Her last post, “Children as Chattel: Child Labor & Trafficking in India“, is worth a serious read and reflection. I commented on it, stating that one of the paragraphs haunted me. It was this paragraph:
“Child laborers and prostitutes exist in such large numbers for a very simple, yet horrific, reason: they are cheap commodities. Children cost less than cattle; a cow or buffalo costs an average 20,000 rupees, but a child can be bought and traded like an animal for 500 to 2,000 rupees. They can be paid the least, exploited the most, and due to their largely invisible status have virtually no power against their oppressors.”
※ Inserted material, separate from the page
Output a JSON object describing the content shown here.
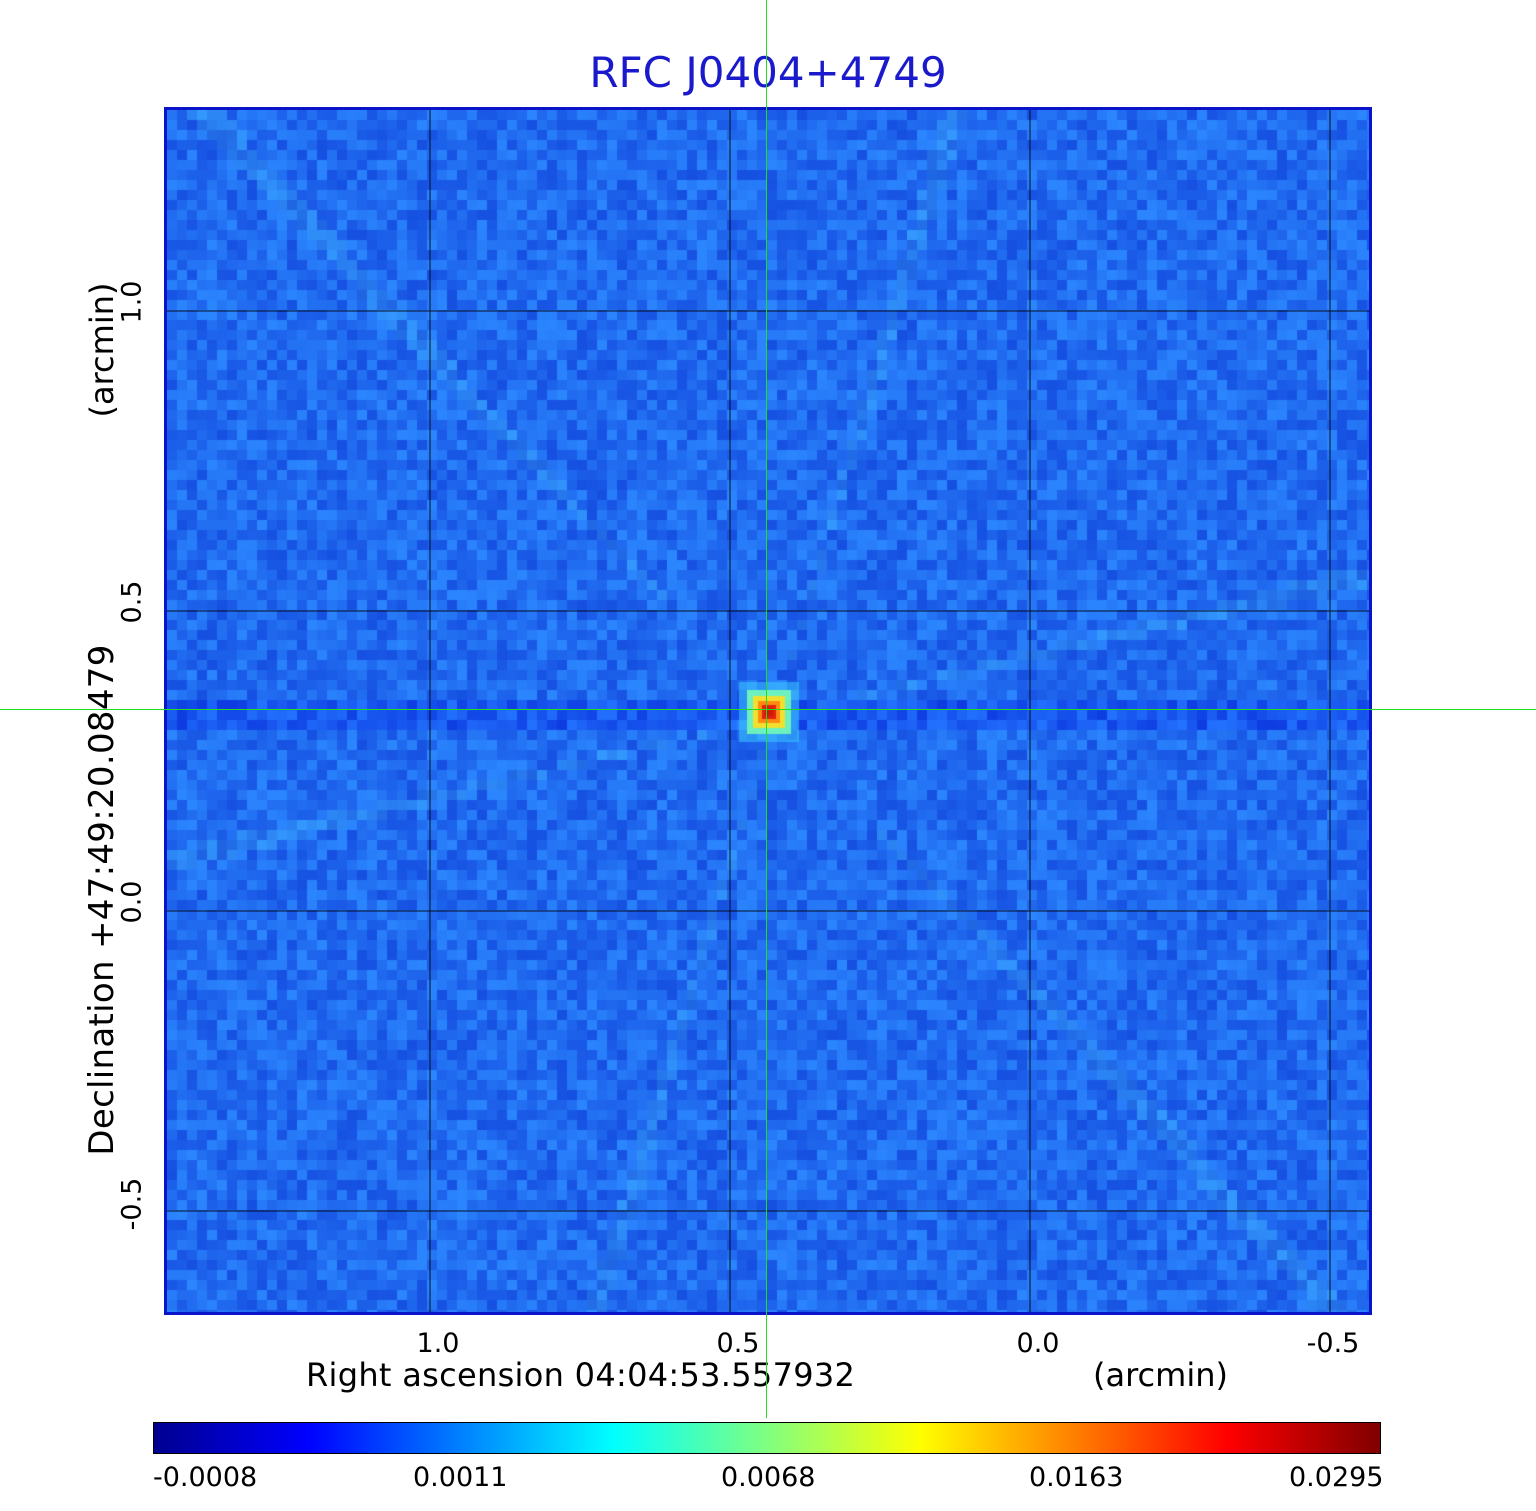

It is horrific at a level I’m unable to get me mind around. Since Shelley is there, seeing it, feeling it, I asked her, “How does the average American begin to help? How can they effectively create change?”
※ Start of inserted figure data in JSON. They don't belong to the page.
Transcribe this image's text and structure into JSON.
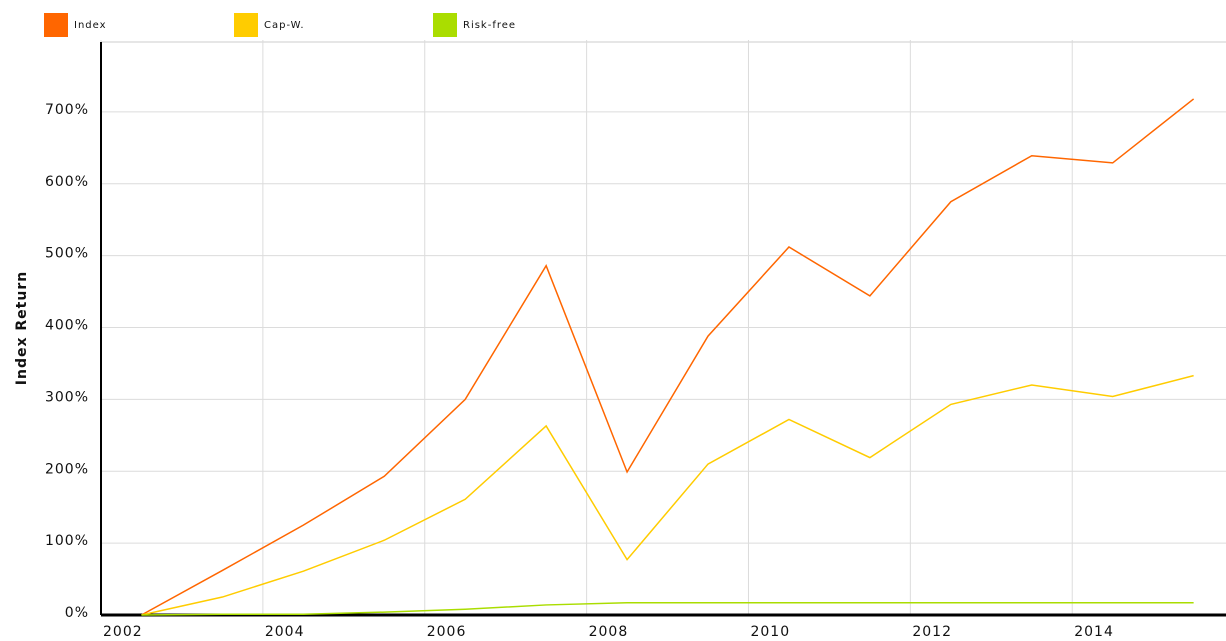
{
  "chart_data": {
    "type": "line",
    "y_label": "Index Return",
    "x": [
      2002.5,
      2003.5,
      2004.5,
      2005.5,
      2006.5,
      2007.5,
      2008.5,
      2009.5,
      2010.5,
      2011.5,
      2012.5,
      2013.5,
      2014.5,
      2015.5
    ],
    "series": [
      {
        "name": "Index",
        "color": "#ff6600",
        "values": [
          0,
          62,
          125,
          193,
          300,
          486,
          199,
          388,
          512,
          444,
          575,
          639,
          629,
          718
        ]
      },
      {
        "name": "Cap-W.",
        "color": "#ffcc00",
        "values": [
          0,
          25,
          61,
          104,
          161,
          263,
          77,
          210,
          272,
          219,
          293,
          320,
          304,
          333
        ]
      },
      {
        "name": "Risk-free",
        "color": "#aadd00",
        "values": [
          0,
          1,
          1,
          4,
          8,
          14,
          17,
          17,
          17,
          17,
          17,
          17,
          17,
          17
        ]
      }
    ],
    "xlim": [
      2002,
      2015.9
    ],
    "xticks": [
      2002,
      2004,
      2006,
      2008,
      2010,
      2012,
      2014
    ],
    "ylim": [
      0,
      800
    ],
    "yticks": [
      {
        "value": 0,
        "label": "0%"
      },
      {
        "value": 100,
        "label": "100%"
      },
      {
        "value": 200,
        "label": "200%"
      },
      {
        "value": 300,
        "label": "300%"
      },
      {
        "value": 400,
        "label": "400%"
      },
      {
        "value": 500,
        "label": "500%"
      },
      {
        "value": 600,
        "label": "600%"
      },
      {
        "value": 700,
        "label": "700%"
      }
    ],
    "grid": true
  }
}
She responded in an email to me. With her permission, I would like to share it with you here.
I understand your concern and the feeling of being overwhelmed by the horror of it. Honestly, I feel the same way. Yet, there are many things that the average American, halfway around the world, can do to help bring about change to this “industry.” The very first step is awareness, which people are actively taking when they choose to read articles like this and blogs like yours, instead of turning away. In the words of Albert Schweitzer: “Think occasionally of the suffering of which you spare yourself the sight.”
For more proactive steps, there are simple things which can keep that conscious awareness at a level at which it can help these children:
1. Be aware of where the goods you buy are coming from. Is it really worth getting something a few dollars cheaper if it is made by slave labor or children? There is a resource called “The Better World Shopping Guide” which is an ethical consumer’s guide to avoiding buying products such as ones that are made in these types of factories and sweatshops that employ child labor. You can go on their site and see the BEST and WORST companies on the planet based on a comprehensive analysis of their overall records of social and environmental responsibility for the past 20 years.
2. You can take action by signing petitions and/or financially supporting organizations that are working worldwide to end child labor. Some of them are: globalmarch.org | endchildlabor.org | earthaction.org
3. You can support individuals and NGOs such as CCD which I visited and profiled for this story. These are the real grassroots people who are working in the trenches every day to uphold the rights of children to that most simple of things: a childhood. Centre for Communication and Development
4. Write to your senators and representatives and urge them to support United Nations’ and global efforts at ended child labor, trafficking and slavery. For a website to look up your representative and contact them online, go to www.usa.gov/Contact/Elected.shtml.
Together, we CAN make this a world fit for children!
Shelley, thank you. I know everyone reading this will benefit from your insight.